This article originally appeared on 24 August 2017.
Here in my hometown, I have never witnessed the kind of hatred and bigotry that so many other cities across the nation are dealing with. I am grateful for the diversity of our city, and the mutual respect I witness daily for those of different ethnic and religious backgrounds and beliefs.
No, here, our hatred and bigotry is more oblique. More subtle. More entrenched.
El Paso’s cool with Mexicans. Our official policy is that we’re cool with Mexicans as long as they look like Penelope Cruz or Matthew McConaughey. If they look like mestizos, though, we move the bus stops and knock down their barrio to sweep them under the rug.

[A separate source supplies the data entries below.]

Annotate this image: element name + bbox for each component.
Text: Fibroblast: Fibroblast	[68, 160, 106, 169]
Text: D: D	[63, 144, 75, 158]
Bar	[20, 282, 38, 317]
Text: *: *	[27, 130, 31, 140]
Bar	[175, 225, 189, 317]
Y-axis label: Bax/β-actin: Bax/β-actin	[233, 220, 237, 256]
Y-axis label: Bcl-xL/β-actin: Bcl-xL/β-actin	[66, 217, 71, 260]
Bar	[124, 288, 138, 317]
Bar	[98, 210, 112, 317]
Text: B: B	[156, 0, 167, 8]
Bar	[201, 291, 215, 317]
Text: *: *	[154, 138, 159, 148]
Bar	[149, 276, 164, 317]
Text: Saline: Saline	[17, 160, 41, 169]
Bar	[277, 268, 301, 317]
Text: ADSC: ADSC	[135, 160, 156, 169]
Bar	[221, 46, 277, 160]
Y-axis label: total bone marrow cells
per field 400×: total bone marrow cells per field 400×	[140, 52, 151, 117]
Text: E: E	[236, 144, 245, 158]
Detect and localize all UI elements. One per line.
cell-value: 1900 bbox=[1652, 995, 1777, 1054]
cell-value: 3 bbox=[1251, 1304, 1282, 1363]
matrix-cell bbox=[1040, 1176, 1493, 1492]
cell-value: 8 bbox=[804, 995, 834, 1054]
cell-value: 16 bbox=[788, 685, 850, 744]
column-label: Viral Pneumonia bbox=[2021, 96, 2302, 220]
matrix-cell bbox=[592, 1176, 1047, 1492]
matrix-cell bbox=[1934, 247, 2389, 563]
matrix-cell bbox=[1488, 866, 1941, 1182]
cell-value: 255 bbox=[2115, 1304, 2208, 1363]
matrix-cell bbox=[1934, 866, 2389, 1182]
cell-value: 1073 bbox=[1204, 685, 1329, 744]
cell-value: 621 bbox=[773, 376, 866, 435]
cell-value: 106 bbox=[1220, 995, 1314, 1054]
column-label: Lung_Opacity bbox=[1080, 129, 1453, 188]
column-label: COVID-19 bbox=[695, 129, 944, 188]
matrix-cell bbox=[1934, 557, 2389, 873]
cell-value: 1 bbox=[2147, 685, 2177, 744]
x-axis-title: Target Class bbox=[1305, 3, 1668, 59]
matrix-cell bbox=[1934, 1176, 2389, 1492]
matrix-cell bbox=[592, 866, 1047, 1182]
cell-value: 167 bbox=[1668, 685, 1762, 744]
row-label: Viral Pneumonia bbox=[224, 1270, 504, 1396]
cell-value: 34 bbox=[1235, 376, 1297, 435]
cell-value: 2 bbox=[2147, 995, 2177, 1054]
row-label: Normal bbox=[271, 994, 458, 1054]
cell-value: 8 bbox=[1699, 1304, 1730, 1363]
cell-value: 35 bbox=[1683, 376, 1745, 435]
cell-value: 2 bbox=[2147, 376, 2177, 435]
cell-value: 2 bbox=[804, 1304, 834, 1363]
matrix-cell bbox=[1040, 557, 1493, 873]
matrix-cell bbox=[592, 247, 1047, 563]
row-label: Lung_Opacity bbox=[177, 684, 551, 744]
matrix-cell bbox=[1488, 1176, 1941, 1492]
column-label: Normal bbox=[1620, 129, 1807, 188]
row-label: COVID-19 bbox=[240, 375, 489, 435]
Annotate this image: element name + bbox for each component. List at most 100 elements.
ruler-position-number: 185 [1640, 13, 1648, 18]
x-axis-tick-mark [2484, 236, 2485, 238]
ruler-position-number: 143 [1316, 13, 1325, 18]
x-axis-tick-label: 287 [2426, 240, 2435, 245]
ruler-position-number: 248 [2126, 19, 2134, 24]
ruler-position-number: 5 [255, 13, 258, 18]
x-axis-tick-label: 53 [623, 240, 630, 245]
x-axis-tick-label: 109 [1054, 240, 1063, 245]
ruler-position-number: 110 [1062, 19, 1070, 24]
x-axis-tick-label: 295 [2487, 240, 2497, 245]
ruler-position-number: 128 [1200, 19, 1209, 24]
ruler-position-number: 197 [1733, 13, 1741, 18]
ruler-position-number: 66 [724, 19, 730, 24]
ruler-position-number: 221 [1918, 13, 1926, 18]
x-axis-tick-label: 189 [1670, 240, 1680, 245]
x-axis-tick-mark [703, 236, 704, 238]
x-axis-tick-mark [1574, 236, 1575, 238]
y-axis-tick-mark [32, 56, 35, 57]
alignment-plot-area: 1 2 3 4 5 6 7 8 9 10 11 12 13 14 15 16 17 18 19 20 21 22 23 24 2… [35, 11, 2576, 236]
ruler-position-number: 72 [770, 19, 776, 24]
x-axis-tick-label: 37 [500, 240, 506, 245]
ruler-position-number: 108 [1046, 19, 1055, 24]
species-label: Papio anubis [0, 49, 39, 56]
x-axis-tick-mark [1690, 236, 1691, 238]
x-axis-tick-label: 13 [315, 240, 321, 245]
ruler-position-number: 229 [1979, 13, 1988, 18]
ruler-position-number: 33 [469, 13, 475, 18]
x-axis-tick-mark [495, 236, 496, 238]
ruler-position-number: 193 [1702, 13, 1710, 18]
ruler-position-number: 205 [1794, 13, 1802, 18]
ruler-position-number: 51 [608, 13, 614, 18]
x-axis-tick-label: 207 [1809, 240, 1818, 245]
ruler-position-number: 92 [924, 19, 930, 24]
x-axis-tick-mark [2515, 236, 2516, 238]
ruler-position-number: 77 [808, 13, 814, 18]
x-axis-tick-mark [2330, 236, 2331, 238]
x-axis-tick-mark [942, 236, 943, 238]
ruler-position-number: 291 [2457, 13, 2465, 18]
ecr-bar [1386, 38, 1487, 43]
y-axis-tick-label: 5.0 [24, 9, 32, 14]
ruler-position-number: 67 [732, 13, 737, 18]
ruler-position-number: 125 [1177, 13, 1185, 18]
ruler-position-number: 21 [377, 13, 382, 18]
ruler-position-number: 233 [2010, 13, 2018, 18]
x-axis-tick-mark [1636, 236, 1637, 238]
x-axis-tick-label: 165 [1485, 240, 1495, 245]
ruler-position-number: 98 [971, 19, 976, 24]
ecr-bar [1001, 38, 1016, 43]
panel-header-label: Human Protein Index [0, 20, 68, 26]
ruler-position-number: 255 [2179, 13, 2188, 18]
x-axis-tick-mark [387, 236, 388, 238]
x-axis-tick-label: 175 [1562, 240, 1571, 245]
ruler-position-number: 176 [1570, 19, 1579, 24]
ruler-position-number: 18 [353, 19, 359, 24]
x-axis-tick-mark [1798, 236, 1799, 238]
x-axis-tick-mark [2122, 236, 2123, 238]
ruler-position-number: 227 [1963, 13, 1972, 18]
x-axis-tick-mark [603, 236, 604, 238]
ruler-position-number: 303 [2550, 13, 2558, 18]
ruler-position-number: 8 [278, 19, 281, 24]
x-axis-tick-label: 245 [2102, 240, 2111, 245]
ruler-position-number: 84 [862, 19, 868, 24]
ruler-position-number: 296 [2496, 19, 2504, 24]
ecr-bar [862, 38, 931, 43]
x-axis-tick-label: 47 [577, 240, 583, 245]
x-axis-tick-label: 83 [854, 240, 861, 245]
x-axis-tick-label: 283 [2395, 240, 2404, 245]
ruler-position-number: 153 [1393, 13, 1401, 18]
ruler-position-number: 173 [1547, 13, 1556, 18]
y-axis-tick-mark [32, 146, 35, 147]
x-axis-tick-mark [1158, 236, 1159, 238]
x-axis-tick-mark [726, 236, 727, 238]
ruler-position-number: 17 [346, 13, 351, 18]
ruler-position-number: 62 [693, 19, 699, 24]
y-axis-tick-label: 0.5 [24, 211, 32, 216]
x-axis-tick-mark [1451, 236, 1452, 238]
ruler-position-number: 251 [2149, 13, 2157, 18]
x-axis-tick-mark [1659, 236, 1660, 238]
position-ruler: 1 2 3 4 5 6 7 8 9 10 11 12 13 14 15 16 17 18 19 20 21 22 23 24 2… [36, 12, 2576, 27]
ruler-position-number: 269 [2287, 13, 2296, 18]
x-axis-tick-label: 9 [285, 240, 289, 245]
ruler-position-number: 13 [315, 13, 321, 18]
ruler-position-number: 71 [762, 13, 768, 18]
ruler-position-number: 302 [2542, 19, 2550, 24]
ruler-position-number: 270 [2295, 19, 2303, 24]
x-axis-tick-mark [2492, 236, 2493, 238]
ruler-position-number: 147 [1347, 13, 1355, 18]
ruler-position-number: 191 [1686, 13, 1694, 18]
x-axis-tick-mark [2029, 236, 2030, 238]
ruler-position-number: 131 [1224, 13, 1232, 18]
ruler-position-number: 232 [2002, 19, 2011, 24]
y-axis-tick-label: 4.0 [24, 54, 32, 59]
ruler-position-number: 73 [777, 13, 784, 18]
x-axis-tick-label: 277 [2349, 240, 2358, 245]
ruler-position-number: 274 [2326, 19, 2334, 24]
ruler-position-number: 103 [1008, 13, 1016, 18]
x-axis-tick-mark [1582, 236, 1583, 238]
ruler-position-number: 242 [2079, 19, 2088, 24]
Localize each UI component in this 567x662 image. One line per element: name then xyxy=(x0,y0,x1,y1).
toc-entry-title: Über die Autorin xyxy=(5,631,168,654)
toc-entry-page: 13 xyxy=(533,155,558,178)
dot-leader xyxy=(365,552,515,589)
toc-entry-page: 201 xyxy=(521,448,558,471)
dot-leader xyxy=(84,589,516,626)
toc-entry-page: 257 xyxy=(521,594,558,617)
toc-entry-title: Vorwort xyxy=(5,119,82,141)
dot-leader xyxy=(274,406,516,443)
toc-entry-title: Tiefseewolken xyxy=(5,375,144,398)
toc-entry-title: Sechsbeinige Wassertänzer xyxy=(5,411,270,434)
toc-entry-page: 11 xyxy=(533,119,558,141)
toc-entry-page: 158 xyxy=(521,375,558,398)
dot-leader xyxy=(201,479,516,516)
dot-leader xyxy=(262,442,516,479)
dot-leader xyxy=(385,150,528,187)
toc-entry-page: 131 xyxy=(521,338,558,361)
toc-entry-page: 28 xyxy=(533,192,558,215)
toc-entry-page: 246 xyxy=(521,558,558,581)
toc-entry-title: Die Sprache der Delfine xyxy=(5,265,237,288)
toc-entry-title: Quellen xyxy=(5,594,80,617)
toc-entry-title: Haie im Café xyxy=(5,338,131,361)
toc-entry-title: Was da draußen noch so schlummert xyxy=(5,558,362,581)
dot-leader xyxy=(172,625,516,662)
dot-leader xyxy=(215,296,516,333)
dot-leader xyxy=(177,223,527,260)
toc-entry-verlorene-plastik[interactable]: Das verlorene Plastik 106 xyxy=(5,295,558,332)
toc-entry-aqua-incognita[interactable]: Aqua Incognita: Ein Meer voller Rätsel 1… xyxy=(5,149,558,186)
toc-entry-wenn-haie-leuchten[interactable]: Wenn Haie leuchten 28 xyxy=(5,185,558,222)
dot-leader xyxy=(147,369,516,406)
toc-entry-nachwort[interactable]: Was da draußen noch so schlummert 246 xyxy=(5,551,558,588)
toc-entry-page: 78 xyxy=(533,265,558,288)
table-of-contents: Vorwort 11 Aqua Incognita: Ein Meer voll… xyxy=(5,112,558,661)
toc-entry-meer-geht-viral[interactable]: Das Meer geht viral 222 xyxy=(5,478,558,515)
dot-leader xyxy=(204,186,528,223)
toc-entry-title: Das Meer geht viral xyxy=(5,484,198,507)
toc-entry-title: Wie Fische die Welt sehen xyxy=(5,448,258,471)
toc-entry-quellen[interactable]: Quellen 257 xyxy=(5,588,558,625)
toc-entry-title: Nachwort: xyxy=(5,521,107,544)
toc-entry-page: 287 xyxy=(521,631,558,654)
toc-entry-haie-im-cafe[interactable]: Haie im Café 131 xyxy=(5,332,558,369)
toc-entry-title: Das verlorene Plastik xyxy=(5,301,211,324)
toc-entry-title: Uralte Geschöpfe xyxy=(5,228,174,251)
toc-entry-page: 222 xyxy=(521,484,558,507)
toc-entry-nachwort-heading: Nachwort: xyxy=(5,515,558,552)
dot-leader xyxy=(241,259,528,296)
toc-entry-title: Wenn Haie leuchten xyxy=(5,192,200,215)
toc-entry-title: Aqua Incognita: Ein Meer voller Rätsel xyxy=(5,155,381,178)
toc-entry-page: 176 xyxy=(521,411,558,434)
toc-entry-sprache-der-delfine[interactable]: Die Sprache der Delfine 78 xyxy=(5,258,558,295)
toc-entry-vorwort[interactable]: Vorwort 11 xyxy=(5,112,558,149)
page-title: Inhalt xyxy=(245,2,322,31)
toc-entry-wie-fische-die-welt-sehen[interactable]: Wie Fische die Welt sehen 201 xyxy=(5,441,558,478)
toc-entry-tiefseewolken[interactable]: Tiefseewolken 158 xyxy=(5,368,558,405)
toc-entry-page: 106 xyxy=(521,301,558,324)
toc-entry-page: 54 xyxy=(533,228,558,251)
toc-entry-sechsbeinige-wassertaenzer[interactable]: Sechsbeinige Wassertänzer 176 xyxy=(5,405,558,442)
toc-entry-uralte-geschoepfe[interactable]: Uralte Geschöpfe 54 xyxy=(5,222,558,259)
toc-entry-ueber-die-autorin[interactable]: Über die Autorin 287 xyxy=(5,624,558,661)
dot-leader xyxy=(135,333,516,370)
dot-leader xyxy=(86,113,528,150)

Remember, this is the official branding policy of the City of El Paso. The policy was adopted in 2006, and has remained in place unmodified since then.
That’s why we erected a statue memorializing Don Juan de Oñate, the butcher of Acoma, who killed and maimed Native Americans. That’s why the City gives out Conquistador Awards to its favorite citizens, even though the conquistadores enslaved peaceful indigenous populations, trafficking them through this area to work in their mines along the Camino Real. That’s why the City is intent on colonizing downtown, to remove the unsightly impoverished Mexican-Americans who live there so the rich can watch basketball from luxury suites.
But effective branding is rooted in authenticity. If you’re a zebra, you can’t tell everyone that you’re a quarterhorse. El Paso can’t pretend to be home to the rich and famous when we are the poorest Metropolitan Statistical Area of its size in the United States.
And when you look at recent history through a prism of classist exclusion, everything makes more sense.